Un’altra cosa che mi ha colpito è il modo in cui hai aggregato più immaginari in una sola opera, a partire dalla cover che cita ‘La morte di Marat’ arrivando all’estetica manga che mi ha ricordato Kenshiro di Buronson e Tetsuo Hara.

C’è una volontà precisa in tutto questo. Revolushow è diverso da quasi tutto quello che si trova in giro. L’idea di realizzarlo deriva da una necessità, quella di permettere a tutti di trovare qualcosa che, solitamente, nelle librerie non si trova. Ricordo che all’inizio fui molto influenzato dal lavoro di Ponticelli perché in un panorama molto piatto c’erano degli italiani che disegnavano in maniera completamente diversa rispetto a quello che c’era in giro in quel periodo. Far confluire tutto quell’immaginario, Kenshiro ma anche Tank Girl, era una priorità.

Revolushow eris edizioni

A livello di cattiveria e, di nuovo, di immaginario (distopico e futurista), Revolushow mi ha ricordato molto Ranxerox.

Sì, assolutamente. Liberatore e il suo Ranxerox ai tempi ha rappresentato un forte elemento di rottura e questo rientra nella mia idea di fumetto. Circa l’immaginario e questa compressione di citazioni e rimandi al mondo reale e immaginifico, ti dico che il mondo di Revolushow non lo sento distopico quanto caricaturale. Revolushow racconta lo sfondamento e lo sforamento tra ciò che è reale e ciò che è immaginifico. Ricordo che ragionai profondamente su questa cosa, cominciando a inserirla nei miei lavori, dal 2001 in poi, da quando caddero le Torri Gemelle. Quello fu un evento in cui si realizzò una situazione talmente reale da risultare surreale. Credo che su questo si fondi tutta la produzione immaginifica contemporanea (film, serie tv) in cui più niente viene lasciato all’immaginazione. Breaking Bad, I soprano o il recente Fargo ne sono tutti esempi eclatanti: quando si parla di reale niente è lasciato al caso. Invece quando si parla di fantasia, di vampiri o zombi, la narrazione popolare ritorna sotto forma di una trasfigurazione.
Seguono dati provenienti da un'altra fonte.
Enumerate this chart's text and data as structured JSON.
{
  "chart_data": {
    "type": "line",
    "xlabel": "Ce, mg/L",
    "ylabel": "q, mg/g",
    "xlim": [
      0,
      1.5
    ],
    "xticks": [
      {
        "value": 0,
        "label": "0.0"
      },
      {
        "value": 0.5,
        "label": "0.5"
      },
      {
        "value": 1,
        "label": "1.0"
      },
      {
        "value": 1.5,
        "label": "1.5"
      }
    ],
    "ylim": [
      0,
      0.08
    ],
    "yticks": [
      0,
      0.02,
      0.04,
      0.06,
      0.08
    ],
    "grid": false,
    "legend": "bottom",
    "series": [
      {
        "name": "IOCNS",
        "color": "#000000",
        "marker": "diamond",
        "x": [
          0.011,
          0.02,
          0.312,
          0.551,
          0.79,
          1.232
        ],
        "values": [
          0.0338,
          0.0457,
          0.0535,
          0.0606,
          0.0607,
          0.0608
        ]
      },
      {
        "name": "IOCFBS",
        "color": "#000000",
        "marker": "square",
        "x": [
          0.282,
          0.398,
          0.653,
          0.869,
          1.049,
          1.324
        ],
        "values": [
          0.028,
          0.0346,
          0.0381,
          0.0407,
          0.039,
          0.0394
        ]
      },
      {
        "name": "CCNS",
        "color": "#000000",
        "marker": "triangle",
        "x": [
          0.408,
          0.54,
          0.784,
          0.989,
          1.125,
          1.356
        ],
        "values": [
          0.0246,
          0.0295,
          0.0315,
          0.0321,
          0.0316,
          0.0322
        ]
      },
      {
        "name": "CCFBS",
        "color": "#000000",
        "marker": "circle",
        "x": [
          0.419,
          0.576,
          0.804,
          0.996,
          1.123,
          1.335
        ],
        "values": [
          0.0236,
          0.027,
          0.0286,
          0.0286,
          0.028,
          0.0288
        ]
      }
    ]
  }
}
Quella che viene chiamata lotta di classe riemerge nella cultura popolare attraverso figure paradigmatiche che assumono un valore sociale.
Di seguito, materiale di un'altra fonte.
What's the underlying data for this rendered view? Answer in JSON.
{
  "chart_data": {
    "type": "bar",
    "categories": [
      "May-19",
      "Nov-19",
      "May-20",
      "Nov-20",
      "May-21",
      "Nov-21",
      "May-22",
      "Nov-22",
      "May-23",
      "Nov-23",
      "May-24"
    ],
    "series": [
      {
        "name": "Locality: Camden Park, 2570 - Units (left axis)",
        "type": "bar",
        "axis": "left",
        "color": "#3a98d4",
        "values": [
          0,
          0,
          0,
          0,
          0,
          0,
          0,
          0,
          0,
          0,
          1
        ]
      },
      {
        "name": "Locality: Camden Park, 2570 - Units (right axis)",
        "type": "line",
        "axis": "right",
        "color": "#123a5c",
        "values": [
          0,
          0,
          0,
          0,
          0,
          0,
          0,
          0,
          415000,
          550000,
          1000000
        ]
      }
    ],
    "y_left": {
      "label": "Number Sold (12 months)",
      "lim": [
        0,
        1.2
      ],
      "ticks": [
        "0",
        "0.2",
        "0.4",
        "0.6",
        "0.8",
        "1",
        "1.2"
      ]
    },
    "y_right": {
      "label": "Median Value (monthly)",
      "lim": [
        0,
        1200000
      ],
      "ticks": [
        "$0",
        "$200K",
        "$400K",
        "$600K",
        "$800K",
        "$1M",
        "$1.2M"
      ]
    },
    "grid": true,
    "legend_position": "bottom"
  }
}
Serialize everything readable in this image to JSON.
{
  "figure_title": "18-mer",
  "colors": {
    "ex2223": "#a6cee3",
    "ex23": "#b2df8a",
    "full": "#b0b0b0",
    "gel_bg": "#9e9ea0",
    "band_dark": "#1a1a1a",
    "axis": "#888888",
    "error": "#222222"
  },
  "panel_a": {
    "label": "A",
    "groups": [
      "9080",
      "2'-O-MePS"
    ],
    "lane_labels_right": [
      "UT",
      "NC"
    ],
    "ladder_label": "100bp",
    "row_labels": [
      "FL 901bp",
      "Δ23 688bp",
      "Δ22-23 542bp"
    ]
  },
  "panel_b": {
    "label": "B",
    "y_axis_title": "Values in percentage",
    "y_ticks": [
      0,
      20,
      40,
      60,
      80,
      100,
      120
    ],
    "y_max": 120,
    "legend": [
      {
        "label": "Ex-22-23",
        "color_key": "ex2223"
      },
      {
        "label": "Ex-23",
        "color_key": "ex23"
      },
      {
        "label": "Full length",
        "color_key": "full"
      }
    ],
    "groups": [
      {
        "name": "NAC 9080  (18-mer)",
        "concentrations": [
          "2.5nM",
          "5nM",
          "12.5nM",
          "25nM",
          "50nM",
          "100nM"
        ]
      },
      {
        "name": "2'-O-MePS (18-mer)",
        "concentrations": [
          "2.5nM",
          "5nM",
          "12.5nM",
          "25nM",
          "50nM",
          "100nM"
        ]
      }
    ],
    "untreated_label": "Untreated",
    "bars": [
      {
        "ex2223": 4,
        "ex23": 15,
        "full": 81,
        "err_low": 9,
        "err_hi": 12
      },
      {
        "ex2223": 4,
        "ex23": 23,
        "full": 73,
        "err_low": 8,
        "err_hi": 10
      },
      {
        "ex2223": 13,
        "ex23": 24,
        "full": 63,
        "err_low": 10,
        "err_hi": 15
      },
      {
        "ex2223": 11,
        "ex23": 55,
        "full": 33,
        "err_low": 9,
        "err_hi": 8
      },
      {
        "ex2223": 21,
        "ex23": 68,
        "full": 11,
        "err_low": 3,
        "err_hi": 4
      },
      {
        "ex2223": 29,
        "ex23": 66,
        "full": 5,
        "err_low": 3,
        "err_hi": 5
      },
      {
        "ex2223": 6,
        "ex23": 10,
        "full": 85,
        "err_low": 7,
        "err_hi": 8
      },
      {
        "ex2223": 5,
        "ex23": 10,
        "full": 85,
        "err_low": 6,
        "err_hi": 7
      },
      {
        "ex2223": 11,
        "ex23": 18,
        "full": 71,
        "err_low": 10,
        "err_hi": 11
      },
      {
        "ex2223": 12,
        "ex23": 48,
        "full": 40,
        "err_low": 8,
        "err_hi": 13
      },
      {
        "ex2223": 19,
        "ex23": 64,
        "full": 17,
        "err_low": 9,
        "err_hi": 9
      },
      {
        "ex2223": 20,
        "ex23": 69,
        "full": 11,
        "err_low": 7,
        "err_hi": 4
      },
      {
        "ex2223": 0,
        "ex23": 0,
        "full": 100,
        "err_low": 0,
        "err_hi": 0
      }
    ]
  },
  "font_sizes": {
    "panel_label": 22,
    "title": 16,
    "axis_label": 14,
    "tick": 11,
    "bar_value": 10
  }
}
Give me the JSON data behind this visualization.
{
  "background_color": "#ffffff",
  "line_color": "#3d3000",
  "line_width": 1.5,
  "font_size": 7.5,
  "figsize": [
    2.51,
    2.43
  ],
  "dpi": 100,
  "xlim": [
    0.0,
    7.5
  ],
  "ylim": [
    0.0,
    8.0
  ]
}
Nel suo essere politicamente scorretto Revolushow parla di una coincidenza fra reale e rappresentazione, una sorta di confine sul quale viaggia la storia. C’è un’influenza reciproca fra il reale e l’irreale, dove ovviamente internet ha un ruolo predominante.
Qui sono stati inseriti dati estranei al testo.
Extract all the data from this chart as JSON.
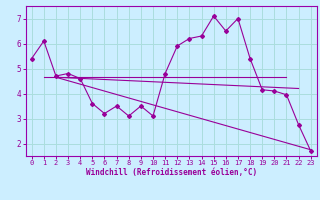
{
  "title": "",
  "xlabel": "Windchill (Refroidissement éolien,°C)",
  "ylabel": "",
  "bg_color": "#cceeff",
  "line_color": "#990099",
  "grid_color": "#aadddd",
  "spine_color": "#9900aa",
  "xlim": [
    -0.5,
    23.5
  ],
  "ylim": [
    1.5,
    7.5
  ],
  "yticks": [
    2,
    3,
    4,
    5,
    6,
    7
  ],
  "xticks": [
    0,
    1,
    2,
    3,
    4,
    5,
    6,
    7,
    8,
    9,
    10,
    11,
    12,
    13,
    14,
    15,
    16,
    17,
    18,
    19,
    20,
    21,
    22,
    23
  ],
  "main_x": [
    0,
    1,
    2,
    3,
    4,
    5,
    6,
    7,
    8,
    9,
    10,
    11,
    12,
    13,
    14,
    15,
    16,
    17,
    18,
    19,
    20,
    21,
    22,
    23
  ],
  "main_y": [
    5.4,
    6.1,
    4.7,
    4.8,
    4.6,
    3.6,
    3.2,
    3.5,
    3.1,
    3.5,
    3.1,
    4.8,
    5.9,
    6.2,
    6.3,
    7.1,
    6.5,
    7.0,
    5.4,
    4.15,
    4.1,
    3.95,
    2.75,
    1.7
  ],
  "trend1_x": [
    1,
    21
  ],
  "trend1_y": [
    4.65,
    4.65
  ],
  "trend2_x": [
    2,
    22
  ],
  "trend2_y": [
    4.65,
    4.2
  ],
  "trend3_x": [
    2,
    23
  ],
  "trend3_y": [
    4.65,
    1.75
  ],
  "tick_fontsize": 5.0,
  "xlabel_fontsize": 5.5
}
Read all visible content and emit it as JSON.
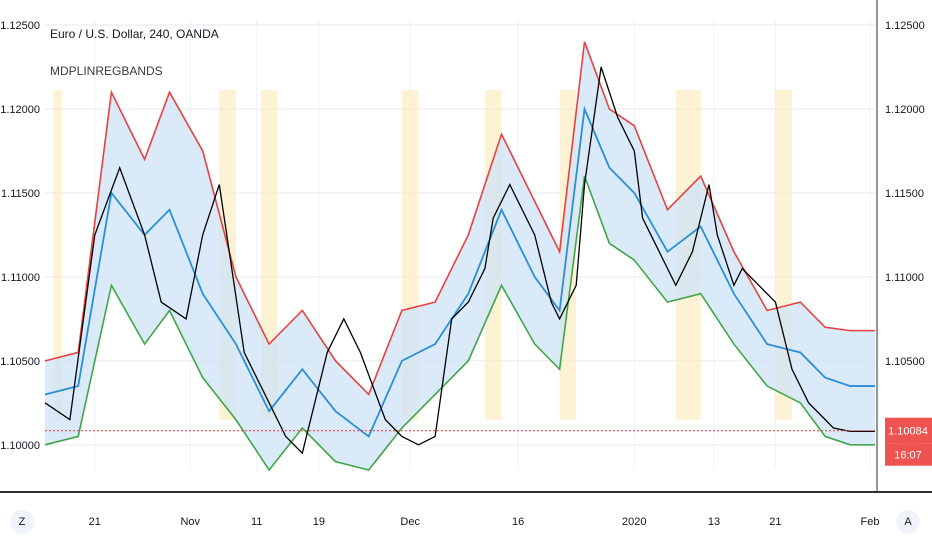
{
  "header": {
    "title": "Euro / U.S. Dollar, 240, OANDA",
    "indicator": "MDPLINREGBANDS"
  },
  "corner_buttons": {
    "left": "Z",
    "right": "A"
  },
  "chart_data": {
    "type": "line",
    "instrument": "Euro / U.S. Dollar",
    "interval": "240",
    "source": "OANDA",
    "y_ticks": [
      "1.12500",
      "1.12000",
      "1.11500",
      "1.11000",
      "1.10500",
      "1.10000"
    ],
    "x_ticks": [
      "21",
      "Nov",
      "11",
      "19",
      "Dec",
      "16",
      "2020",
      "13",
      "21",
      "Feb"
    ],
    "ylim": [
      1.0985,
      1.1253
    ],
    "grid": true,
    "last_price_label": "1.10084",
    "countdown_label": "16:07",
    "last_price": 1.10084,
    "colors": {
      "price": "#000000",
      "upper_band": "#e8413f",
      "lower_band": "#3fa64a",
      "middle_line": "#2a8fd6",
      "band_fill": "#cfe3f7",
      "highlight_fill": "#fbe9b8",
      "last_price_line": "#e53935"
    },
    "series": [
      {
        "name": "price",
        "x": [
          0,
          0.03,
          0.06,
          0.09,
          0.12,
          0.14,
          0.17,
          0.19,
          0.21,
          0.24,
          0.27,
          0.29,
          0.31,
          0.34,
          0.36,
          0.38,
          0.41,
          0.43,
          0.45,
          0.47,
          0.49,
          0.51,
          0.53,
          0.54,
          0.56,
          0.59,
          0.61,
          0.62,
          0.64,
          0.65,
          0.67,
          0.69,
          0.71,
          0.72,
          0.74,
          0.76,
          0.78,
          0.79,
          0.8,
          0.81,
          0.83,
          0.84,
          0.86,
          0.88,
          0.9,
          0.92,
          0.94,
          0.95,
          0.97,
          1.0
        ],
        "values": [
          1.1025,
          1.1015,
          1.1125,
          1.1165,
          1.1125,
          1.1085,
          1.1075,
          1.1125,
          1.1155,
          1.1055,
          1.1025,
          1.1005,
          1.0995,
          1.1055,
          1.1075,
          1.1055,
          1.1015,
          1.1005,
          1.1,
          1.1005,
          1.1075,
          1.1085,
          1.1105,
          1.1135,
          1.1155,
          1.1125,
          1.1085,
          1.1075,
          1.1095,
          1.1155,
          1.1225,
          1.1195,
          1.1175,
          1.1135,
          1.1115,
          1.1095,
          1.1115,
          1.1135,
          1.1155,
          1.1125,
          1.1095,
          1.1105,
          1.1095,
          1.1085,
          1.1045,
          1.1025,
          1.1015,
          1.101,
          1.1008,
          1.1008
        ]
      },
      {
        "name": "upper band",
        "x": [
          0,
          0.04,
          0.08,
          0.12,
          0.15,
          0.19,
          0.23,
          0.27,
          0.31,
          0.35,
          0.39,
          0.43,
          0.47,
          0.51,
          0.55,
          0.59,
          0.62,
          0.65,
          0.68,
          0.71,
          0.75,
          0.79,
          0.83,
          0.87,
          0.91,
          0.94,
          0.97,
          1.0
        ],
        "values": [
          1.105,
          1.1055,
          1.121,
          1.117,
          1.121,
          1.1175,
          1.11,
          1.106,
          1.108,
          1.105,
          1.103,
          1.108,
          1.1085,
          1.1125,
          1.1185,
          1.1145,
          1.1115,
          1.124,
          1.12,
          1.119,
          1.114,
          1.116,
          1.1115,
          1.108,
          1.1085,
          1.107,
          1.1068,
          1.1068
        ]
      },
      {
        "name": "middle",
        "x": [
          0,
          0.04,
          0.08,
          0.12,
          0.15,
          0.19,
          0.23,
          0.27,
          0.31,
          0.35,
          0.39,
          0.43,
          0.47,
          0.51,
          0.55,
          0.59,
          0.62,
          0.65,
          0.68,
          0.71,
          0.75,
          0.79,
          0.83,
          0.87,
          0.91,
          0.94,
          0.97,
          1.0
        ],
        "values": [
          1.103,
          1.1035,
          1.115,
          1.1125,
          1.114,
          1.109,
          1.106,
          1.102,
          1.1045,
          1.102,
          1.1005,
          1.105,
          1.106,
          1.109,
          1.114,
          1.11,
          1.108,
          1.12,
          1.1165,
          1.115,
          1.1115,
          1.113,
          1.109,
          1.106,
          1.1055,
          1.104,
          1.1035,
          1.1035
        ]
      },
      {
        "name": "lower band",
        "x": [
          0,
          0.04,
          0.08,
          0.12,
          0.15,
          0.19,
          0.23,
          0.27,
          0.31,
          0.35,
          0.39,
          0.43,
          0.47,
          0.51,
          0.55,
          0.59,
          0.62,
          0.65,
          0.68,
          0.71,
          0.75,
          0.79,
          0.83,
          0.87,
          0.91,
          0.94,
          0.97,
          1.0
        ],
        "values": [
          1.1,
          1.1005,
          1.1095,
          1.106,
          1.108,
          1.104,
          1.1015,
          1.0985,
          1.101,
          1.099,
          1.0985,
          1.101,
          1.103,
          1.105,
          1.1095,
          1.106,
          1.1045,
          1.116,
          1.112,
          1.111,
          1.1085,
          1.109,
          1.106,
          1.1035,
          1.1025,
          1.1005,
          1.1,
          1.1
        ]
      }
    ]
  }
}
Alcune cose scritte nel fumetto hanno avuto un riscontro nella realtà. Per esempio si parla di Cosmocomunismo. Qualche tempo dopo che avevo finito le tavole su questo argomento la nuova sinistra italiana ha tenuto un congresso in cui campeggiava la parola Cosmocomunismo. Il presentatore della diretta di Revolushow annuncia il suo ospite come il capo dei capi. Poco tempo dopo Bruno Vespa invita il figlio del capo dei capi. Dopo che lo avevo già disegnato (senza fare spoiler) è successo quello che è successo al Bataclan. Naturalmente noi non abbiamo doti divinatorie, ma internet è il veicolo con cui è possibile svelare una parte della verità che, solitamente, si nascondono dietro molte teorie cospirazioniste. Basti pensare a Snowden o Assange che, anziché vendere quelle informazioni come è sempre successo, hanno deciso di darle al popolo attraverso la rete. Internet ha sicuramente una doppia faccia: è portatrice di verità ed è un luogo ancora libero, ma allo stesso tempo non va mitizzata perché al suo interno ha dei limiti che tutti conoscono. Sulla rete, oggi come oggi, non sei più padrone di niente, nemmeno di essere dimenticato.